Congressional Democrats have increased their pressure on Treasury Secretary Steven Mnuchin to provide details about his ties to Ukrainian billionaire Len Blavantnik as well as the Trump administration’s decision to remove sanctions on three Russian firms tied to billionaire oligarch Oleg Deripaska.
On Tuesday, Democratic lawmakers from both chambers of Congress sent four letters to the Treasury secretary requesting further details on the Department’s decision to rescind sanctions on aluminum giant Rusal, EN+ Group and JSC EuroSibEnergo as possible conflicts of interest.
Chairman of the House Oversight and Reform Committee Elijah Cummings and Senator Ron Wyden of Oregon, the top Democrat on the Senate Finance Committee, wrote to Mnuchin to inquire how he managed his own potential personal and professional conflicts of interest with Blavatnik, a major Rusal shareholder and an associate of Deripaska’s.
Another letter by California lawmaker Jackie Speier sought information about a deal Mnuchin reportedly struck in 2017 with the Ukrainian billionaire. The letter claims that Blavatnik co-owns aluminum company Sual Partners and Sual “is a major shareholder” of Rusal, one of Deripaska’s sanctioned companies. It also notes that Blavatnik formerly served on Rusal’s board and that one of his companies donated $1 million to Trump’s inaugural fund.
The Treasury Department denied Mnuchin had any direct business relations with Blavatnik, saying on Twitter that Speier’s “concerns are premised on false information.”

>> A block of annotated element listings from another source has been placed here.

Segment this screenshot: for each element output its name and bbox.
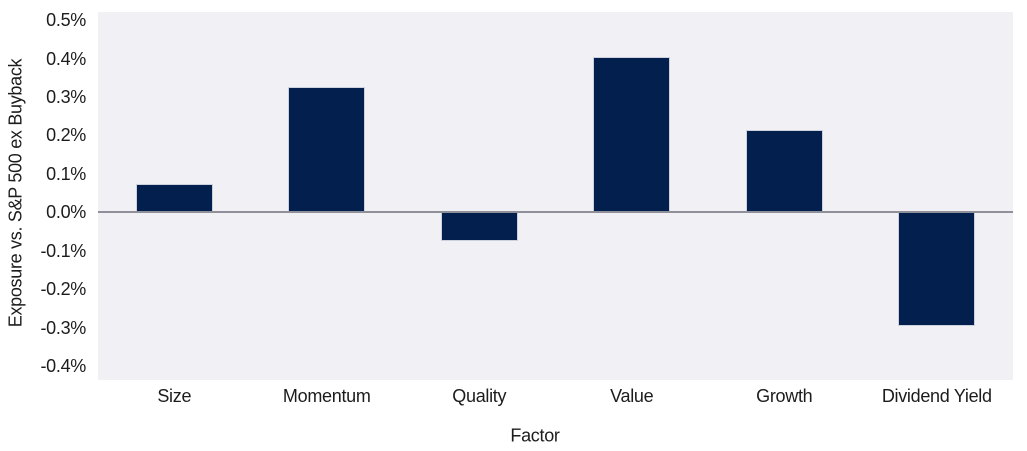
y-tick-label: -0.2% (40, 279, 86, 300)
y-tick-label: 0.2% (46, 125, 86, 146)
y-tick-label: -0.4% (40, 356, 86, 377)
bar-size (135, 183, 213, 213)
bar-quality (440, 212, 518, 242)
x-tick-label-momentum: Momentum (282, 386, 371, 406)
x-tick-label-growth: Growth (756, 386, 813, 406)
plot-background (98, 12, 1013, 380)
plot-area (98, 12, 1013, 380)
bar-dividend-yield (898, 212, 976, 326)
bar-value (593, 56, 671, 213)
x-tick-label-value: Value (610, 386, 654, 406)
bar-momentum (288, 87, 366, 213)
y-tick-label: -0.1% (40, 240, 86, 261)
zero-baseline (98, 211, 1013, 214)
y-tick-label: 0.3% (46, 86, 86, 107)
y-tick-label: 0.1% (46, 163, 86, 184)
y-tick-label: -0.3% (40, 317, 86, 338)
x-axis-title: Factor (510, 425, 560, 446)
y-tick-label: 0.0% (46, 202, 86, 223)
x-tick-label-size: Size (157, 386, 192, 406)
y-tick-label: 0.4% (46, 48, 86, 69)
bar-growth (745, 129, 823, 213)
x-tick-label-quality: Quality (452, 386, 507, 406)
y-tick-label: 0.5% (46, 10, 86, 31)
x-tick-label-dividend-yield: Dividend Yield (881, 386, 992, 406)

In yet another letter sent by Democrats, they ask for a detailed accounting of the decision to lift sanctions on the Russian companies, saying that “the terms of removal are unusual and many questions remain unanswered.”
Democrats have criticized the deal, arguing in their letter that Deripaska still retains “significant influence, if not de facto control, over En+, Rusal and ESE” through his associates and family members.
According to the New York Times, a binding confidential document signed by the Trump administration and Deripaska suggests that the agreement the administration negotiated with the companies controlled by the oligarch may have been less punitive than advertised.
The deal contains provisions that free him from hundreds of millions of dollars in debt while leaving him and his allies with majority ownership of his most important company, the document shows.